XmlSerializer sans XSD

This is for Chris...

You have some XML you want to process using XmlSerializer, but you don't have a schema to feed to xsd.exe in order generate CLR types. So what do you do? Write your serializable class by hand. It isn't very hard once you understand the basic mapping. Here's how it works.

1) An element maps to a class.

Consider the root of an RSS document, an element for which no XSD schema exists.
<rss version="2.0">...</rss>

Here's a corresponding class:

[XmlRoot("rss")]
public class Rss { ... }

The [XmlRoot] attribute says this class matches the root element of a document (or can be the beginning of a serialization/deserialization) with the qualified name {}rss (that is, the local name rss and no namespace URI).

An <rss> element contains a <channel> element:

<rss version="2.0">
  <channel>...</channel>
</rss>

This element becomes another class:

public class Channel { ... }

[XmlRoot("rss")]
public class Rss
{
  public Channel channel;
}

The name of the Rss.channel field implicitly matches the <channel> element.

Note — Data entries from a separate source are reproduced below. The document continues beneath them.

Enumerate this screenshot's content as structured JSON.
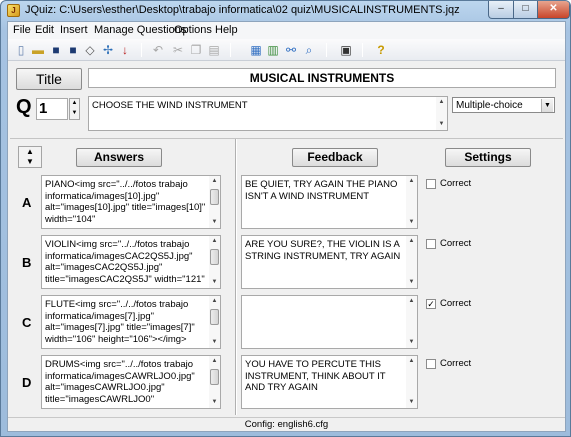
{
  "window": {
    "title": "JQuiz: C:\\Users\\esther\\Desktop\\trabajo informatica\\02 quiz\\MUSICALINSTRUMENTS.jqz",
    "app_icon": "jquiz-icon",
    "buttons": {
      "minimize": "–",
      "maximize": "□",
      "close": "✕"
    }
  },
  "menu": [
    "File",
    "Edit",
    "Insert",
    "Manage Questions",
    "Options",
    "Help"
  ],
  "toolbar": {
    "icons": [
      "new-file-icon",
      "open-folder-icon",
      "save-icon",
      "save-as-icon",
      "eraser-icon",
      "web-export-icon",
      "arrow-down-icon",
      "undo-icon",
      "cut-icon",
      "copy-icon",
      "paste-icon",
      "config-icon",
      "image-icon",
      "link-icon",
      "search-icon",
      "monitor-icon",
      "help-icon"
    ],
    "glyphs": {
      "new": "▯",
      "open": "▬",
      "save": "■",
      "save_as": "■",
      "eraser": "◇",
      "web": "✢",
      "arrow_down": "↓",
      "undo": "↶",
      "cut": "✂",
      "copy": "❐",
      "paste": "▤",
      "config": "▦",
      "image": "▥",
      "link": "⚯",
      "search": "⌕",
      "monitor": "▣",
      "help": "?"
    }
  },
  "title_button": "Title",
  "quiz_title": "MUSICAL INSTRUMENTS",
  "question": {
    "letter": "Q",
    "number": "1",
    "text": "CHOOSE THE WIND INSTRUMENT",
    "type": "Multiple-choice"
  },
  "headers": {
    "answers": "Answers",
    "feedback": "Feedback",
    "settings": "Settings"
  },
  "answers": [
    {
      "letter": "A",
      "text": "PIANO<img src=\"../../fotos trabajo informatica/images[10].jpg\" alt=\"images[10].jpg\" title=\"images[10]\" width=\"104\"",
      "feedback": "BE QUIET, TRY AGAIN THE PIANO ISN'T A WIND INSTRUMENT",
      "correct": false
    },
    {
      "letter": "B",
      "text": "VIOLIN<img src=\"../../fotos trabajo informatica/imagesCAC2QS5J.jpg\" alt=\"imagesCAC2QS5J.jpg\" title=\"imagesCAC2QS5J\" width=\"121\"",
      "feedback": "ARE YOU SURE?, THE VIOLIN IS A STRING INSTRUMENT, TRY AGAIN",
      "correct": false
    },
    {
      "letter": "C",
      "text": "FLUTE<img src=\"../../fotos trabajo informatica/images[7].jpg\" alt=\"images[7].jpg\" title=\"images[7]\" width=\"106\" height=\"106\"></img>",
      "feedback": "",
      "correct": true
    },
    {
      "letter": "D",
      "text": "DRUMS<img src=\"../../fotos trabajo informatica/imagesCAWRLJO0.jpg\" alt=\"imagesCAWRLJO0.jpg\" title=\"imagesCAWRLJO0\"",
      "feedback": "YOU HAVE TO PERCUTE THIS INSTRUMENT, THINK ABOUT IT AND TRY AGAIN",
      "correct": false
    }
  ],
  "correct_label": "Correct",
  "check_mark": "✓",
  "status": "Config: english6.cfg"
}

If the element was in a namespace or was spelled differently (even casing), you would use the [XmlElement] attribute to define the right mapping (there's an example of this coming shortly).
2) Simple elements with text only children can map to a class or a property/field.

The <channel> element contains several children:

<rss version="2.0"
     xmlns:dc="http://purl.org/dc/elements/1.1/">;
  <channel>
    <title>At Your Service<title>
    <link>http://www.pluralsite.net/tewald</link>
    <description/>
    <dc:language>en-US</dc:language>
    ...
  </channel>
</rss>

All of these children are elements with simple text content. Like all elements, you can map them to classes. Here's an example for the <title> element.

public class Title
{
  [XmlText]
  public string Value;
}

The [XmlText] attribute tells the serialization plumbing to map the text within the <title> element to the Value field. The Title class is used by the Channel class, as shown below.

public class Channel
{
  public Title title;
}

Following the "every element is a class" pattern at this level is a little unwieldy. To simplify things, you can represent an element with only text content as a field instead.

public class Channel
{
  public string title;
  public string link;
  public string description;
  [XmlElement(Namespace="http://purl.org/dc/elements/1.1/")]
  public string language;
}

(Note the use of [XmlElement] to specify a specific namespace for the language element, which comes from Dublin Core.)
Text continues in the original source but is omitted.